EDIT: I just noticed that @Frank has already suggested this in the comments. I still think the code is useful, so I'll leave this here.

Just to add to this, your problem is actually simpler than it looks, and since you're (I assume) looking for a solution with fast processing, it may serve you better to simplify the problem, rather than try to recode it to a different language. Particularly since you won't need to do any sorting, just leave your date set as it is, and apply the below.

You're asking for the mean difference between a set of numbers after sorting, which is the same as:

as.numeric( ( max( dates ) - min( dates ) ) / ( length( dates ) - 1L ) )

This is the total range of the series, divided by the number of "gaps" (equal to the number of values minus 1).

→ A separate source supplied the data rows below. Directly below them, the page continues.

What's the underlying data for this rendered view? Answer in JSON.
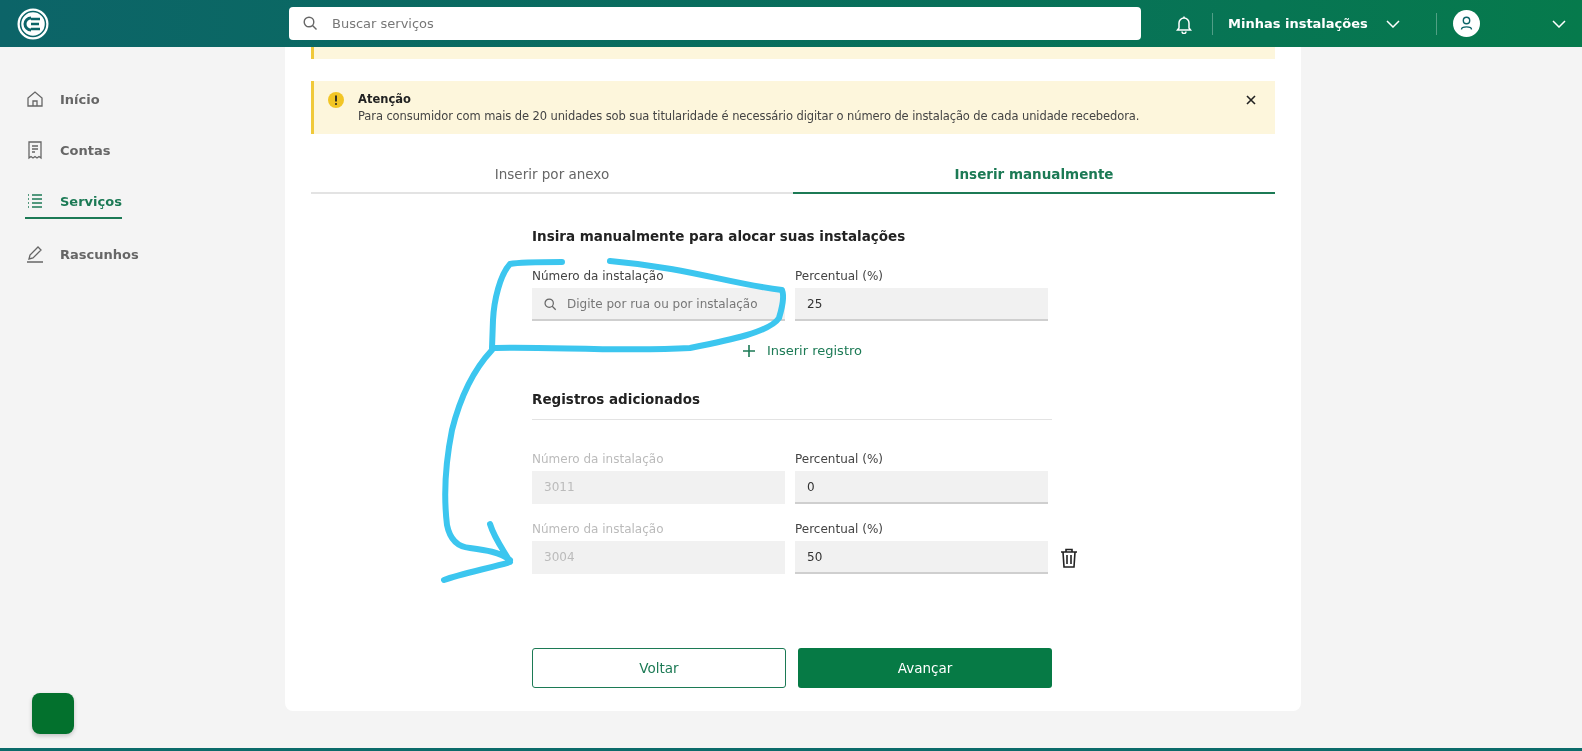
{
  "header": {
    "search": {
      "placeholder": "Buscar serviços"
    },
    "installations_menu": {
      "label": "Minhas instalações"
    }
  },
  "sidebar": {
    "items": [
      {
        "label": "Início",
        "selected": false
      },
      {
        "label": "Contas",
        "selected": false
      },
      {
        "label": "Serviços",
        "selected": true
      },
      {
        "label": "Rascunhos",
        "selected": false
      }
    ]
  },
  "alert": {
    "title": "Atenção",
    "message": "Para consumidor com mais de 20 unidades sob sua titularidade é necessário digitar o número de instalação de cada unidade recebedora."
  },
  "tabs": [
    {
      "label": "Inserir por anexo",
      "selected": false
    },
    {
      "label": "Inserir manualmente",
      "selected": true
    }
  ],
  "form": {
    "heading": "Insira manualmente para alocar suas instalações",
    "installation_field": {
      "label": "Número da instalação",
      "placeholder": "Digite por rua ou por instalação"
    },
    "percent_field": {
      "label": "Percentual (%)",
      "value": "25"
    },
    "add_link": "Inserir registro"
  },
  "records": {
    "heading": "Registros adicionados",
    "rows": [
      {
        "installation_label": "Número da instalação",
        "installation": "3011",
        "installation_disabled": true,
        "percent_label": "Percentual (%)",
        "percent": "0",
        "deletable": false
      },
      {
        "installation_label": "Número da instalação",
        "installation": "3004",
        "installation_disabled": true,
        "percent_label": "Percentual (%)",
        "percent": "50",
        "deletable": true
      }
    ]
  },
  "buttons": {
    "back": "Voltar",
    "next": "Avançar"
  }
}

I haven't tested, but I believe the above will be significantly faster that the other methods here, especially for large datasets.

Answer 2

Few notes:

1. C++ indices start at 0 not 1!
2. Using [] does not provide a bounds check (leading to undefined behavior) where () does provide a bounds check for accessing arrays.
3. Avoid using .push_back as it will copy the data due to the proxy model that will cause a lot of heartache (more so a slowdown).
4. Also, you probably should split this function into a time differencing routine (see a differencing generic for armadillo) and then a mean function.

Now, time for some code:

// [[Rcpp::export]]
Rcpp::IntegerVector diff_date(Rcpp::DateVector sorted_dates){
  // Length of Time Series
  unsigned int n = sorted_dates.size();

  // Initialize result   
  Rcpp::IntegerVector time_diff(n-1);

  // Difference operator X_t - X_{t+1}
  for(unsigned int i = 0; i < (n-1); i++){
    time_diff[i] = sorted_dates[i] - sorted_dates[i+1];
  }

  // Return differenced series:
  return time_diff;
}

// [[Rcpp::export]]
double mean_diff_date(Rcpp::DateVector sorted_dates){

  // Difference time series by above routine
  Rcpp::IntegerVector time_diff = diff_date(sorted_dates);

  // Length of Time Series
  unsigned int n = time_diff.size();

  // Mean routine (could be replaced with mean() )
  double total = 0;

  for(unsigned int i = 0; i < n; i++){
     total += time_diff[i];
  }

  return total/n;
}

Answer 3

For completeness, following the hint from @DirkEddelbuettel, here is the solution using Rcpp:

cppFunction('double mean_time_diff(DateVector sorted_dates) {

  int n = sorted_dates.size();
  IntegerVector time_diff;

  for(int i=0; i < (n-1); i++){
    time_diff.push_back( sorted_dates[i] - sorted_dates[i+1] );
  }

  int m = time_diff.size();
  double total = 0; 

  for(int i=0; i < m; i++) {
    total += time_diff[i];
  }

  return total / m;

}')

The key is to remember C++ is zero indexed.

Answer 4

Is this what you are looking for, in a plain R approach:

> sorted_dates <- as.Date(c("2015-09-25", "2015-06-12", 
+                         "2015-06-12", "2015-03-26"))
> mean(diff(sorted_dates))
Time difference of -61 days
> mean(as.numeric(diff(sorted_dates)))
[1] -61
> 

You can do these things with Rcpp, but you probably do them in base R, or with any of the add-on aggregation utilities -- I like data.table.